Monday, April 19, 2010

Room for Rent -- Cheap. . .

Sky News:

Revealed: Iraq Terrorists' Deadly New Tactic
Adam Arnold, Sky News Online

Al Qaeda in Iraq is renting residential buildings and rigging them with explosives in a cunning new tactic which has killed dozens of civilians, officials say.

The ploy has defied thousands of security forces in Baghdad by getting around the mass of checkpoints used to deter car bombings.

The new tactic has forced the police and army to change their own operations to counter the terrorists.

America's military has even come up with a new term - HBIED (house-borne improvised explosive device) for the attacks.

The attacks have also left hundreds of people injured in the past month in the Iraqi capital.

The HBIED phrase follows the IED (improvised-explosive device - homemade bomb) and VBIED (vehicle-borne improvised-explosive device - car bomb) into a terrorism vocabulary started in Iraq and then taken to Afghanistan.

Some 25 people were killed on election day, March 7, when explosives destroyed two buildings in north-east Baghdad.

The US military, which pointed the finger at al Qaeda, said the properties had been rented and deliberately blown up.

Another 35 people died on April 6, when explosives were planted in houses and shops in mostly Shi'ite neighbourhoods.

A number of those properties had been rented days earlier, security officials said.

Major General Qassim Atta, a Baghdad security forces spokesman, said: "Our forces are focusing on the renting of apartments and buildings."

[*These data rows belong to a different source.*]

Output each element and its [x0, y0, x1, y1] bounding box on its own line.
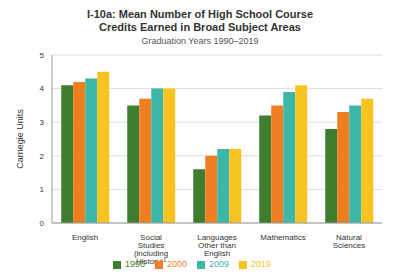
svg-text:Mathematics: Mathematics: [260, 233, 305, 242]
svg-text:Carnegie Units: Carnegie Units: [15, 109, 25, 169]
svg-text:5: 5: [40, 51, 45, 60]
svg-text:LanguagesOther thanEnglish: LanguagesOther thanEnglish: [197, 233, 237, 258]
svg-text:0: 0: [40, 219, 45, 228]
svg-text:3: 3: [40, 118, 45, 127]
svg-text:4: 4: [40, 84, 45, 93]
svg-text:SocialStudies(includingHistory: SocialStudies(includingHistory)¹: [134, 233, 168, 266]
svg-text:1: 1: [40, 185, 45, 194]
svg-text:English: English: [72, 233, 98, 242]
svg-text:2: 2: [40, 152, 45, 161]
svg-text:NaturalSciences: NaturalSciences: [333, 233, 365, 250]
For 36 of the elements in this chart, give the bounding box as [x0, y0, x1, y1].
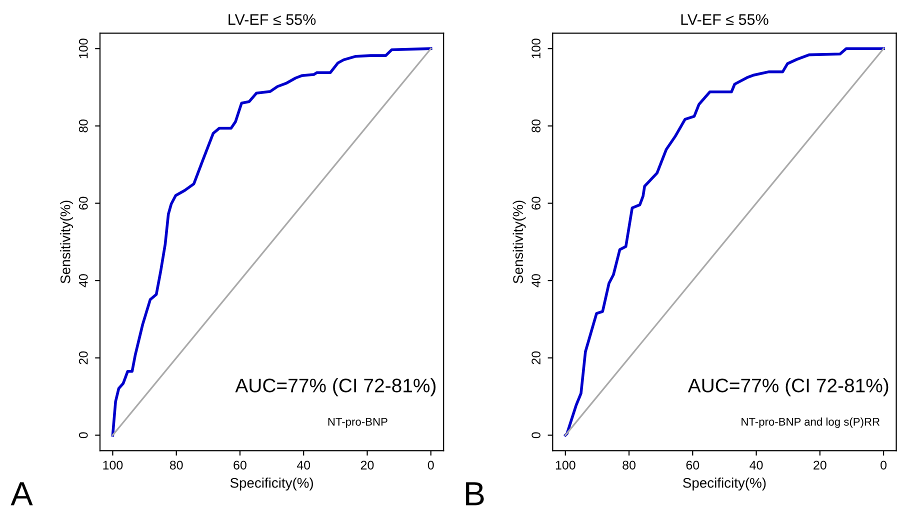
- x-tick-label: 20: [814, 460, 826, 470]
- x-tick-label: 100: [556, 460, 576, 470]
- x-tick-label: 80: [622, 460, 636, 470]
- y-tick-label: 60: [532, 196, 540, 210]
- y-tick-label: 100: [532, 38, 540, 58]
- x-tick-label: 80: [170, 460, 183, 470]
- y-tick-label: 0: [78, 432, 88, 438]
- y-tick-label: 20: [78, 351, 88, 364]
- x-axis-title: Specificity(%): [683, 478, 766, 491]
- annotation: NT-pro-BNP and log s(P)RR: [742, 418, 880, 428]
- x-tick-label: 0: [880, 460, 887, 470]
- y-tick-label: 80: [532, 119, 540, 132]
- y-tick-label: 20: [532, 351, 540, 364]
- text: B: [466, 482, 484, 506]
- y-tick-label: 80: [78, 119, 88, 132]
- y-axis-title: Sensitivity(%): [512, 200, 526, 284]
- x-tick-label: 60: [234, 460, 246, 470]
- annotation: AUC=77% (CI 72-81%): [688, 378, 888, 396]
- y-tick-label: 0: [532, 432, 540, 438]
- x-tick-label: 100: [103, 460, 123, 470]
- x-tick-label: 60: [686, 460, 700, 470]
- annotation: AUC=77% (CI 72-81%): [235, 378, 436, 396]
- chart-title: LV-EF ≤ 55%: [681, 14, 768, 25]
- x-tick-label: 40: [296, 460, 310, 470]
- x-tick-label: 40: [750, 460, 763, 470]
- x-tick-label: 0: [428, 460, 434, 470]
- y-tick-label: 100: [78, 38, 88, 58]
- y-tick-label: 60: [78, 196, 88, 210]
- annotation: NT-pro-BNP: [328, 418, 388, 428]
- y-tick-label: 40: [532, 274, 540, 288]
- y-tick-label: 40: [78, 274, 88, 288]
- chart-title: LV-EF ≤ 55%: [228, 14, 316, 25]
- x-tick-label: 20: [360, 460, 374, 470]
- x-axis-title: Specificity(%): [230, 478, 313, 491]
- text: A: [10, 482, 33, 506]
- y-axis-title: Sensitivity(%): [60, 200, 74, 284]
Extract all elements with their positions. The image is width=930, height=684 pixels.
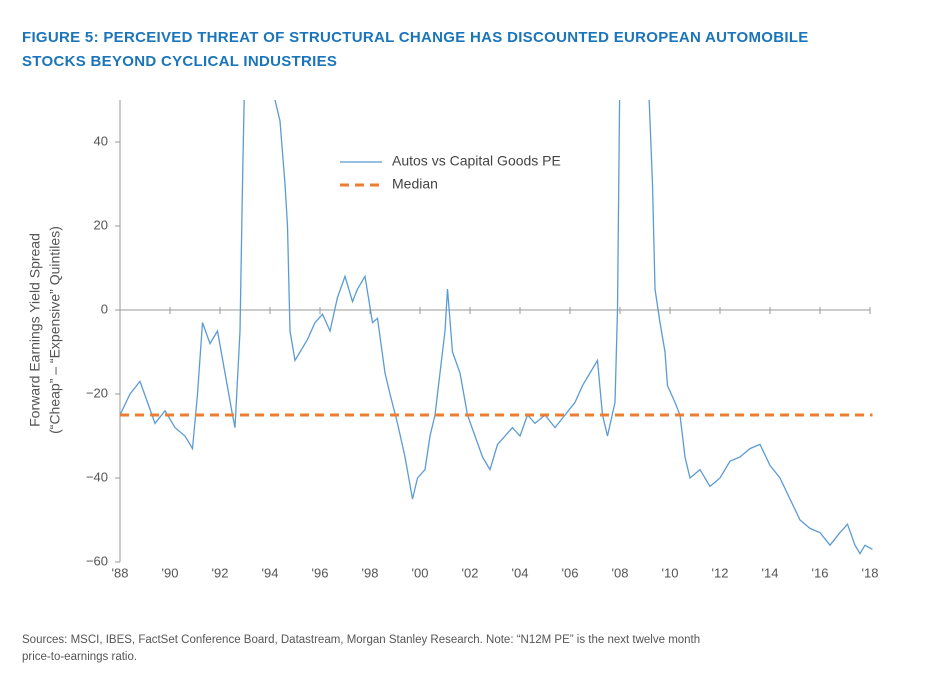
x-tick-label: '04 [512,565,529,580]
source-line: Sources: MSCI, IBES, FactSet Conference … [22,634,701,646]
x-tick-label: '06 [562,565,579,580]
y-tick-label: 40 [94,133,108,148]
x-tick-label: '10 [662,565,679,580]
x-tick-label: '14 [762,565,779,580]
x-tick-label: '16 [812,565,829,580]
legend-label: Autos vs Capital Goods PE [392,153,561,169]
y-tick-label: −40 [86,469,108,484]
x-tick-label: '94 [262,565,279,580]
y-axis-title-line: (“Cheap” – “Expensive” Quintiles) [47,226,63,434]
y-tick-label: 0 [101,301,108,316]
x-tick-label: '00 [412,565,429,580]
x-tick-label: '02 [462,565,479,580]
x-tick-label: '08 [612,565,629,580]
title-line: STOCKS BEYOND CYCLICAL INDUSTRIES [22,53,338,70]
y-tick-label: −60 [86,553,108,568]
y-axis-title-line: Forward Earnings Yield Spread [27,233,43,427]
y-axis-title: Forward Earnings Yield Spread (“Cheap” –… [27,226,63,434]
source-note: Sources: MSCI, IBES, FactSet Conference … [22,632,902,666]
x-tick-label: '88 [112,565,129,580]
x-tick-label: '98 [362,565,379,580]
x-tick-label: '92 [212,565,229,580]
y-tick-label: −20 [86,385,108,400]
legend-label: Median [392,176,438,192]
x-tick-label: '12 [712,565,729,580]
data-line [120,100,873,555]
y-tick-label: 20 [94,217,108,232]
source-line: price-to-earnings ratio. [22,651,138,663]
x-tick-label: '96 [312,565,329,580]
plot-area: −60 −40 −20 0 20 40 '88 '90 '92 '94 '96 '98 '00 '02 '0… [86,100,879,580]
title-line: FIGURE 5: PERCEIVED THREAT OF STRUCTURAL… [22,29,809,46]
chart-title: FIGURE 5: PERCEIVED THREAT OF STRUCTURAL… [22,26,902,74]
x-tick-label: '18 [862,565,879,580]
x-tick-label: '90 [162,565,179,580]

Insurgents were continually looking to exploit gaps in the city's defences, he said.

"They change their methods periodically because most of their plans and tactics have been discovered. I believe they are already searching for another method of attack, maybe churches or bridges."

Counter-terrorism expert Brian Fishman said of the HBIED operations: "The tactic is seen as very disreputable, even among active insurgents."

But he added it allows them "to get around a lot of the tactics developed to prevent car bombs," such as the mass of security checkpoints in Baghdad.